The conversation with my friend went something like this:
Friend: “I need to get something to eat. This little airport store has limited options. They only have one green juice in the whole place?! Well, maybe I could get a cereal bowl. No, those are $3.50! Lunchables are the same price. Maybe that would be better. But I don’t want to eat the cheese, and wasted food bothers me, so maybe not. Also, I liked these as a kid, but think that may not be true now. Oh, there are nuts. Do you think peanuts or cashews would be better?”
Me: “I would say cashews have better nutritional value.”
Friend: “Yes, but they only have honey roasted cashews. The ingredients include corn syrup and peanut oil. Plus they are twice the price of the peanuts.”
Me: “Oh, well, in that case, the peanuts might be a better use of your money.”
Friend: “There is dried fruit, too. It’s $10!”
She ended up deciding to just buy the green juice and to prioritize eating as soon as she landed.
This situation is not unique. We all encounter this sort of thing in different ways, every day. How much money do I have to spend on food? What sort of food do I need right now? Do I need more fat? More protein? Are there any allergens I need to avoid? Will I like the taste of that? If I can’t find anything that works for me, can I tolerate waiting another few hours to eat? If I wait to eat, will I be able to accomplish the other tasks I had planned to do in the mean time?
Thinking through all these questions and coming to a decision that feels like the right one is mentally taxing. Added to that, you are likely in need of food during the decision making process, and your brain is using up all your available glucose to allow you to think through all these options. For some people, this process, alone, would be enough to make it necessary to choose SOMETHING to eat, because you have now used up all your fuel in thinking about this and will have an energetic or emotional crash if you wait another few hours to eat.
So, let’s assume that you are someone who is working on keeping your inflammation level to a minimum, have a desire to avoid processed foods, and have been unable to plan to have a snack with you when you are in the midst of travel.
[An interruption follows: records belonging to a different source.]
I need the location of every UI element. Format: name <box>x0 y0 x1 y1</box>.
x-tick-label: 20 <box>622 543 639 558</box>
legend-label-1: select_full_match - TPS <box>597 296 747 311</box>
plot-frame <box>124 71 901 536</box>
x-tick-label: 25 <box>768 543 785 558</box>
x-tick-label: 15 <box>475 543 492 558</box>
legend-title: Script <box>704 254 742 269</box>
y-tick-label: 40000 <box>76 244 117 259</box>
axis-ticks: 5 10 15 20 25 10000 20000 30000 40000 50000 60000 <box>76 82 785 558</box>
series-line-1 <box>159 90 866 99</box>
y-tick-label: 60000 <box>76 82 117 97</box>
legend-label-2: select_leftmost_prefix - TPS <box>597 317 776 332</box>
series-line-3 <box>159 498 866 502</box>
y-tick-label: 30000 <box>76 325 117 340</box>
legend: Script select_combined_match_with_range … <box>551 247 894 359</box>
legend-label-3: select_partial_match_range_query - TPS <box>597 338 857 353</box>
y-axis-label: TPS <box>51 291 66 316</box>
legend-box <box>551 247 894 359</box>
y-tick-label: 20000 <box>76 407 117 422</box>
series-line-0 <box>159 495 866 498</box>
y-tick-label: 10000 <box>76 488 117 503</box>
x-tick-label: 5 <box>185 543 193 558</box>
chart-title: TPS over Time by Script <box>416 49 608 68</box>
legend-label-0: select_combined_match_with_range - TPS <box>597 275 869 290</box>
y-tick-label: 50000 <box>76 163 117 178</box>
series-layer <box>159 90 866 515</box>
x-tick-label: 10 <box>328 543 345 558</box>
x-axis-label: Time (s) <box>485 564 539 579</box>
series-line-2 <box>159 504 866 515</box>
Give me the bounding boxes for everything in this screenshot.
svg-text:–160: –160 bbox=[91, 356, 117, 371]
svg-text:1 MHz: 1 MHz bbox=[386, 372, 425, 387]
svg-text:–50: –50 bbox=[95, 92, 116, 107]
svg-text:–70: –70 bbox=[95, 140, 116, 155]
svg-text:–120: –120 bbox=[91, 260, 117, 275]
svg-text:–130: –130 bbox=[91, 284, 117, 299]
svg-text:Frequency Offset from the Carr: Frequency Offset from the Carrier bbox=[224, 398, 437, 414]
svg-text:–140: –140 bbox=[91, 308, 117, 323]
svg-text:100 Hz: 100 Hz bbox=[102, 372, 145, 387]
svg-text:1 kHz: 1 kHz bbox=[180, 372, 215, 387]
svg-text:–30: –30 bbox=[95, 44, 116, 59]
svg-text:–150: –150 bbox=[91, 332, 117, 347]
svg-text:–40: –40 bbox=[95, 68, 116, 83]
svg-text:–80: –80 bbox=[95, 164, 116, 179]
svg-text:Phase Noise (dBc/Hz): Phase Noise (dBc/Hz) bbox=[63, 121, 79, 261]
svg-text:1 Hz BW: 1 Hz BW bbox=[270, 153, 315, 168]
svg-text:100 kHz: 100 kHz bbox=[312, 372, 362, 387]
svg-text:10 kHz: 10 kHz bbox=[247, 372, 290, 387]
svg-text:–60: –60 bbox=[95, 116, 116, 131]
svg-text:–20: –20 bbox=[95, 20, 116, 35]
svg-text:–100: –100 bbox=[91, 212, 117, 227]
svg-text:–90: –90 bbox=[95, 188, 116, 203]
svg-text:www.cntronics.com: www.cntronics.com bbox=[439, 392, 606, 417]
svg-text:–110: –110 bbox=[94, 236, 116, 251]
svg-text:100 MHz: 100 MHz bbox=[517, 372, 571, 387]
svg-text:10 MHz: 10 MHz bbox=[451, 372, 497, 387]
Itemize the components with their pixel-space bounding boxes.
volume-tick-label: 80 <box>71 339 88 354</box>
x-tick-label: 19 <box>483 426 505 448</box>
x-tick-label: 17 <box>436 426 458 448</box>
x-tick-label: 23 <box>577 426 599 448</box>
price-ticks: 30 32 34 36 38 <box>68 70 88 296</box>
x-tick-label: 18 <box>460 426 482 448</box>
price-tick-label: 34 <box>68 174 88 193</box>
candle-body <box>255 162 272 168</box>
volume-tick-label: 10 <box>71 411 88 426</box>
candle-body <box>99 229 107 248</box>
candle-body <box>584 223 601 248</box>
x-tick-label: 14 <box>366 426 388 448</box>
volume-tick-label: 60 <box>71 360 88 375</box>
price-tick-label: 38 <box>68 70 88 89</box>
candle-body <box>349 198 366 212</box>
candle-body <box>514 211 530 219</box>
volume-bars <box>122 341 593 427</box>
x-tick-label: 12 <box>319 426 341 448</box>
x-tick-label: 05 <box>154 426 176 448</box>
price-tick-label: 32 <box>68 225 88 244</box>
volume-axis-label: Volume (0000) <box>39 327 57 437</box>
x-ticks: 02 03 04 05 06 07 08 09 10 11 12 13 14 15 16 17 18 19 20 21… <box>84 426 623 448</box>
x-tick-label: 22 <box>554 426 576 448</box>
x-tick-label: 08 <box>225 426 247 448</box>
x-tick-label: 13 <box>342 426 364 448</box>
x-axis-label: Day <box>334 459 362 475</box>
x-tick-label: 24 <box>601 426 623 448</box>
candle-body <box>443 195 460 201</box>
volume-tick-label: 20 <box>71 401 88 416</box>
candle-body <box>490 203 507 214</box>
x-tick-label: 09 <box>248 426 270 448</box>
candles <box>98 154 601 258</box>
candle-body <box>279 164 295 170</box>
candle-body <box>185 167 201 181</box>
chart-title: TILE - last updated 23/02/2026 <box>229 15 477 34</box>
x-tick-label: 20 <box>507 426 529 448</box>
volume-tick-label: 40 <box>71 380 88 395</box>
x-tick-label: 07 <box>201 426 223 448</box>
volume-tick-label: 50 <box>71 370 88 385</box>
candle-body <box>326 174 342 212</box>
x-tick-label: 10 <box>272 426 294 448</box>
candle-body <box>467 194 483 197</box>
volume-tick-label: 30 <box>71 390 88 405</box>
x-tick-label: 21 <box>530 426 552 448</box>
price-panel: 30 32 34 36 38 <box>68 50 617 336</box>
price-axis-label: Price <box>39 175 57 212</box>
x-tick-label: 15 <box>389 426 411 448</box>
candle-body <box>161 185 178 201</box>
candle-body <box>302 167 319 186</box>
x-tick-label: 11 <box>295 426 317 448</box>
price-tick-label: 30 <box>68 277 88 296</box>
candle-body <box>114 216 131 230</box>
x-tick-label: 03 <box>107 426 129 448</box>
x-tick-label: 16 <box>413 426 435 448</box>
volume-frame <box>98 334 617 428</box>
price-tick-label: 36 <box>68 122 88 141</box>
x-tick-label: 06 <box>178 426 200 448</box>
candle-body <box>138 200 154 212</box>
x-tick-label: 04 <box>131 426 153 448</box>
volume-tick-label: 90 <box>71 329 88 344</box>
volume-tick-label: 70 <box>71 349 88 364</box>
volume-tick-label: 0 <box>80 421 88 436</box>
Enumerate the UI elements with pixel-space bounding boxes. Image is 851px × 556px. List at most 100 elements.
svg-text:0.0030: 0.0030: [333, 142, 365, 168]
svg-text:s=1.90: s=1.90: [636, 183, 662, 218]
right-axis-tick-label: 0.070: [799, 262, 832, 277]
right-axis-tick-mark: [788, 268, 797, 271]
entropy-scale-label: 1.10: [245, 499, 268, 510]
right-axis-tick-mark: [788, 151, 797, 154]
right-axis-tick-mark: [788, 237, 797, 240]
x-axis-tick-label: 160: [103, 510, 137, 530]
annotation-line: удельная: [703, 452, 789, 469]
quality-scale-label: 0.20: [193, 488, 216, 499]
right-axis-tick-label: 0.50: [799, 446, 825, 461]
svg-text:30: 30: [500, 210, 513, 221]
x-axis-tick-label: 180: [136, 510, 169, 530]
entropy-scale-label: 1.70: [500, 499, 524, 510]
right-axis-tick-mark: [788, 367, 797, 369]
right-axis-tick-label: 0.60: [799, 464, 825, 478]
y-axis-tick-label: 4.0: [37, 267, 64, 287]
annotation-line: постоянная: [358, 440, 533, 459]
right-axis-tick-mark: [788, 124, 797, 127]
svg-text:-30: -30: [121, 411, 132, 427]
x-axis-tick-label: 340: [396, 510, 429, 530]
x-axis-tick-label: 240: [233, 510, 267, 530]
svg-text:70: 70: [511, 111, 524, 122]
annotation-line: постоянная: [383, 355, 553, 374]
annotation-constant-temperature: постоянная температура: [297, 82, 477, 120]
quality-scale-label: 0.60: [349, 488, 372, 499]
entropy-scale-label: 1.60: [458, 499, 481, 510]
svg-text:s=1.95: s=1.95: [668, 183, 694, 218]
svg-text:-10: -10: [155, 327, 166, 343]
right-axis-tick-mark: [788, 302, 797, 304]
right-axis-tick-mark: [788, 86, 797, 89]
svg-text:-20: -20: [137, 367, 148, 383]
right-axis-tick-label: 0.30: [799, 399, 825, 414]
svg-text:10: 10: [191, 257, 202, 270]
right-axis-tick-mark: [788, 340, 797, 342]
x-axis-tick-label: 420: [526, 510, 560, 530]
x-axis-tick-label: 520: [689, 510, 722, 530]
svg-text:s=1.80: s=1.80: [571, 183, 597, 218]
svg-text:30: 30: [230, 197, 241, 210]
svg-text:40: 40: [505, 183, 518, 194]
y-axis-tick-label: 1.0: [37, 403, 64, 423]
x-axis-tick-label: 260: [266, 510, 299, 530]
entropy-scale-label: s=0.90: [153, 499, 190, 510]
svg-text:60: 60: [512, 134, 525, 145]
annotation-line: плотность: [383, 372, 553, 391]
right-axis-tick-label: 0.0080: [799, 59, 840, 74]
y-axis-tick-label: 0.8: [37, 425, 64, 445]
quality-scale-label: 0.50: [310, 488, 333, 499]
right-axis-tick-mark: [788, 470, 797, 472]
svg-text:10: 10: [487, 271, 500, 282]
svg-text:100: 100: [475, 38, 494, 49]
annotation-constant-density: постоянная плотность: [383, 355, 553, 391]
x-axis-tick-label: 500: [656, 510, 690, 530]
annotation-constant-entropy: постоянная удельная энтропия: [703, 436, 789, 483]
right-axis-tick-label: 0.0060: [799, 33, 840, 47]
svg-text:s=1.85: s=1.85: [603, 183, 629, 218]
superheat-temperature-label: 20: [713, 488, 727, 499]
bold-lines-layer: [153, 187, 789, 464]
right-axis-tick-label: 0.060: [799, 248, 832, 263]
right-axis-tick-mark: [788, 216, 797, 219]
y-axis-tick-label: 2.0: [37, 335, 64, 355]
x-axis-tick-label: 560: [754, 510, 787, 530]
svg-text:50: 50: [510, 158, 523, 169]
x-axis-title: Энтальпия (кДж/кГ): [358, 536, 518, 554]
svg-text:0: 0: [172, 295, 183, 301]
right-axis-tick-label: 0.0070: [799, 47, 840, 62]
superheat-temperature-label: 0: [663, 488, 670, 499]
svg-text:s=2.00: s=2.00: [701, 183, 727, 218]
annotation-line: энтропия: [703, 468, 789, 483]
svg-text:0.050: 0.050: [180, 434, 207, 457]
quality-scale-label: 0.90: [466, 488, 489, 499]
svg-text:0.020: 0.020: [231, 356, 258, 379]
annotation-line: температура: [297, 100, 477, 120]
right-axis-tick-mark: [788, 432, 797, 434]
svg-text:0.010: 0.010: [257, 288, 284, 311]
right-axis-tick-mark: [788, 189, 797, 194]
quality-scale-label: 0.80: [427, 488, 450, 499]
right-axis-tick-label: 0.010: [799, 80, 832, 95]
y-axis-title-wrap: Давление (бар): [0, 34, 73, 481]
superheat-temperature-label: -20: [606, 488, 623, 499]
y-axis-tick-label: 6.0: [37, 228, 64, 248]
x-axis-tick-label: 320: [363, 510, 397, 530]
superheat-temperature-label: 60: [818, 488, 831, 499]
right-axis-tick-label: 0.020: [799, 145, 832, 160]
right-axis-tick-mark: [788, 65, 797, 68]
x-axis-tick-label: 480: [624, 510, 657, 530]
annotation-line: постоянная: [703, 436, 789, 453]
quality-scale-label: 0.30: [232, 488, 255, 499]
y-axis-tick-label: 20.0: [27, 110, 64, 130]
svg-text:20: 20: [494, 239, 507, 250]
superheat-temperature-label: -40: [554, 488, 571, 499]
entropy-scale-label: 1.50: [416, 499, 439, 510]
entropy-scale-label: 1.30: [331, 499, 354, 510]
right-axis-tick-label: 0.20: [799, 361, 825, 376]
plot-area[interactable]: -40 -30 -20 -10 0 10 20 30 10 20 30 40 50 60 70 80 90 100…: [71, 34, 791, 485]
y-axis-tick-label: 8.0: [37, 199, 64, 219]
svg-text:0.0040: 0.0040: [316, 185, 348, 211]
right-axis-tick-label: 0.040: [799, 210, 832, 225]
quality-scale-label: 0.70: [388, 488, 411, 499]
In an airport general store, your options are already limited. Maybe you get lucky and they sell apples or bananas. They won’t be organic, but at least they’re a whole food. If you need some protein, you might be stuck with beef jerky or nuts. At that point, you need to decide: how many chemicals, and of what kind, do you want to expose yourself to, in exchange for getting the fuel that you need right now?
This is the ultimate real-world scenario that I want my patients to be able to navigate. The best outcome is one in which they feel they did their best to feed their body, while minimizing stress on the body AND minimizing mental and emotional stress on themselves for knowing that what they are going to eat is not the best thing for them, but IS the best thing they have available, right now.
And once you’ve made your purchase; once you’ve decided that, for you, the salted peanuts are your best option, I want you to fully enjoy and experience the taste and texture and scent of snacking on those peanuts. I don’t want you to feel bad or guilty or like you have failed. I want you to LOVE eating those peanuts and appreciate the fuel they are giving you. And I also want you to consider the fact that you successfully navigated a tricky situation in the best way you could.
And then I want you to eat a REALLY healthy meal at the very next opportunity.
This is real life. These are the little hurdles we all face in our path to health, each day. Our office strives to help people learn how to jump these hurdles with minimal fuss so that they can go on living their best life. THAT is the point of what we do and THAT is the reason I became a doctor in the first place.